What RFK’s election would prove is that America is further ahead in its cheerfully cynical acceptance of corruption and back-room deals than had been feared…
First winner of the Other Scenes Yellow Journalism Award (“the underground Pulitzer”) is the New York Free Press for its outrageously creative publication of the names, addresses and telephone numbers of local draft board members. Citation of the OSYJ award reads: “In a time when newspapers prefer to follow rather than lead, when the apparent aim is to mollify the advertisers rather than rock the boat, and when most newspapers put the maintenance of the status quo ahead of the best interests of the readers’, the New York Free Press reminds us that traditionally the best newspapers have always been troublemakers. May their example be widely copied”…

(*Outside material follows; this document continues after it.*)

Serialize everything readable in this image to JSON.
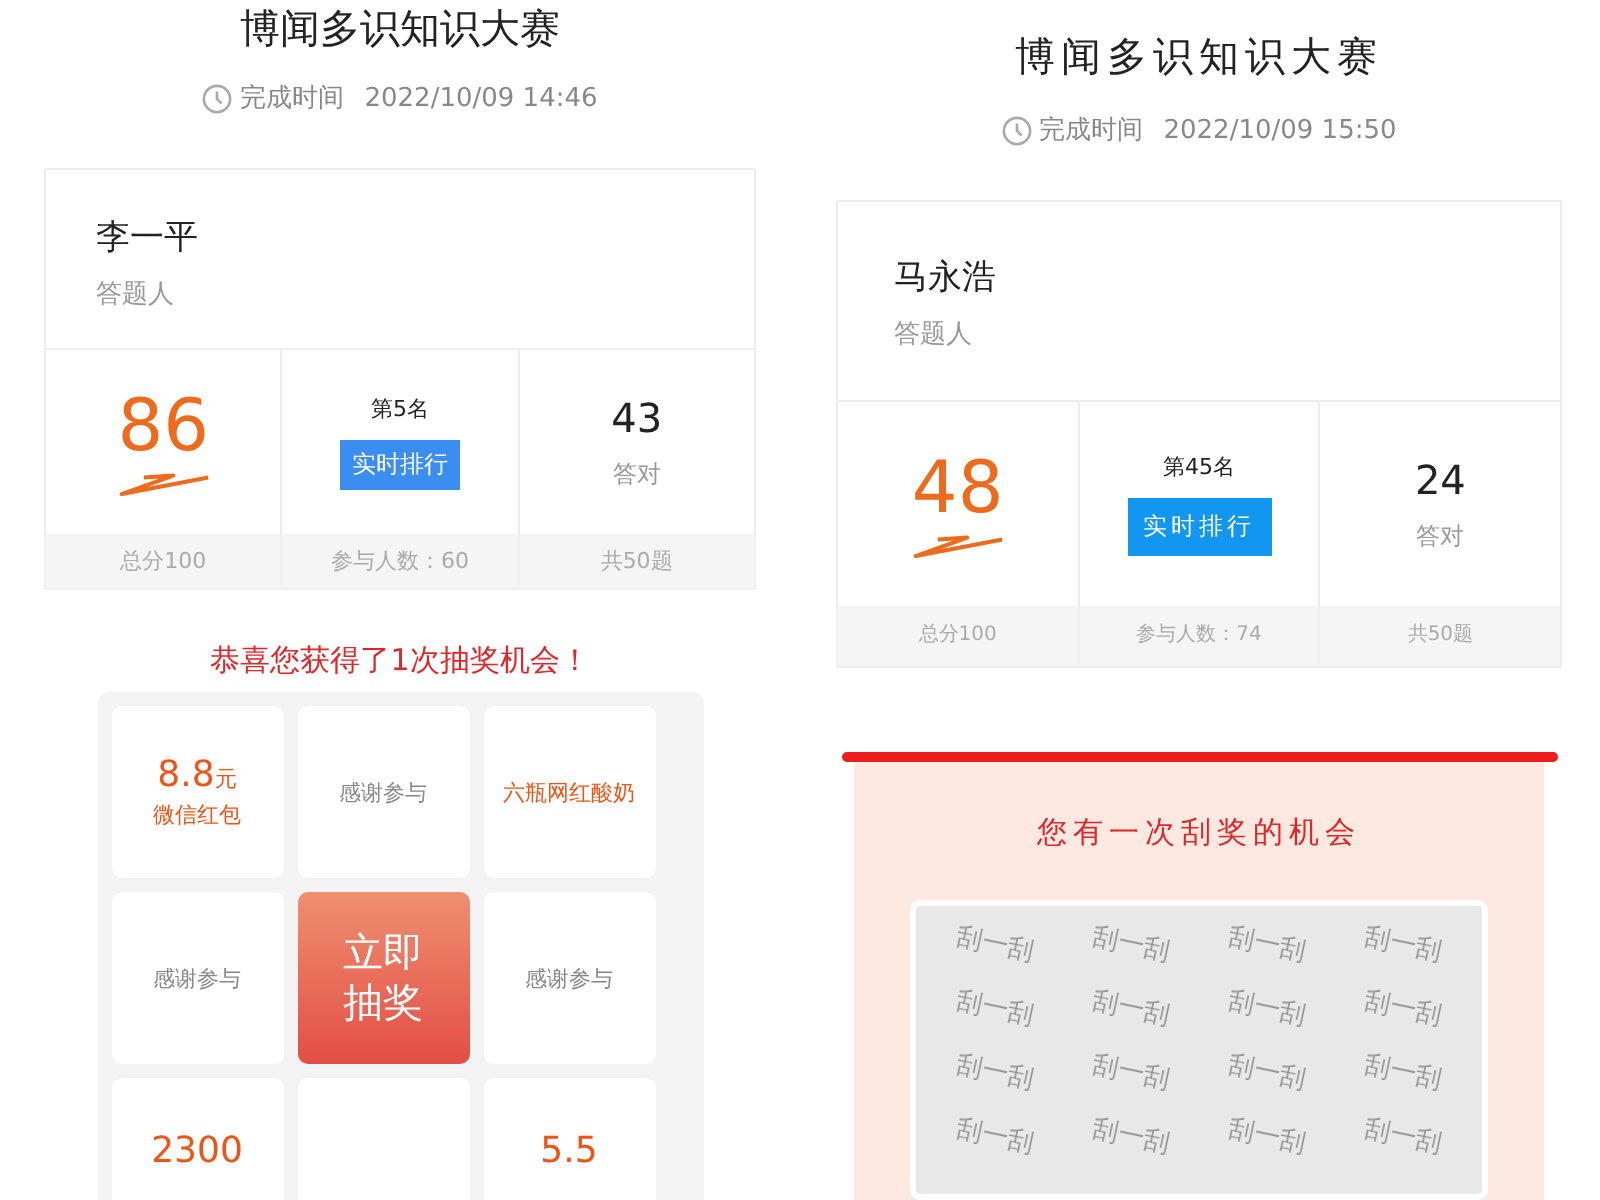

One of the founders of the NYC’s Free University, Joseph Berke, tells the story of its early days in the new London magazine Fire ($1.50 from 4 St. George’s Terrace, N. W. L.) which he now edits…
Spanish-speaking readers might enjoy Argentina’s avant gard mag, Eco Contemporaneo (50 cents from C. Correo Central 1933, Buenos Aires, Argentina…
Seal off an island stocked with men and women of different races; give them a bonus when they intermarry and another bonus for production of dark-skinned children. The result? Beige power. Or so says Paul Jacobs who offers it as his solution to racial conflict…
England’s new five-penny postage stamp is supposed to get a letter there faster than the concurrently existing four-penny stamp but as Peace News suggests—if everybody refused to buy the new stamp all letters would continue to get there in the same time…
And John Delin, science writer London’s Sunday Telegraph, has an idea for restoring consumer power: bring back haggling. The printed price on something, he says, has come to “assure the sanctity of the Holy Writ” and if people started to question questions (e specially at the supermarket checkout counter) the buyer would regain the initiative. He gives several justifications: the fact that the same item costs less in different parts of the town and that some shopkeepers would prefer to sell an item more cheaply than keep it unsold on the shelves.
One of the first priorities of a modern, egalitarian society should be the abolition of all schools of archaeology and the transfer of their funds to the world’s unhoused peoples. What sense does it make to keep pouring millions of dollars into digging up the remains of ancient civilizations when today’s human beings are dying of starvation? Six countries, it was recently announced, will finance an immense archaeological project in Greece to recover “important remains” in an area scheduled for burial under a big dam. So let them bury it. Who needs any more museum basements filled with dirty pieces of broken pottery even if it is thousands of years old?
Hottest underground poster today is a picture of a Detroiter Bill Greenshields burning his draft card with FUCK THE DRAFT printed underneath it. Steve Kuromiya, a former student of Pennsylvania University, got busted by U.S. postal officials for trying to mail 1,000 copies of the poster by third-class mail. (For $2 he’ll send one first-class mail: Dirty Linen Corp. GPO Box 2791, New York 10001)…
GAVIN & GARRISON IN ’68 bumper stickers cost 50 cents from Bill Shea, Box 637, Woodacre, Calif. 94973…
Hugh Hefner sent memos to all Playboy execs with the word that he was dropping out (of his responsibilities) and to do their own thing. The consequent power struggle has everybody in the Chicago headquarters dizzy with excitement…
What will presumably be the final word on the fictitious Victorian detective has just been published in England: a two-volume, $20 Annotated Sherlock Holmes, with commentaries, deductions, comic strips and other spinoff works inspired by Conan Doyle’s original…
GIs in Britain have been stealing antiques and shipping them back to the States via transport planes from U.S. bases over there…
In a lengthy put-down of Eye magazine (“Hearst could see that something is happening and it better know what it is. Or fake it”) a writer in SF’s Express-Times accuses the whole mag of being phony – “phony letters, phony classifieds, pen names for writers like Jack Newfield who wants to keep his association with the thing inside the bank.”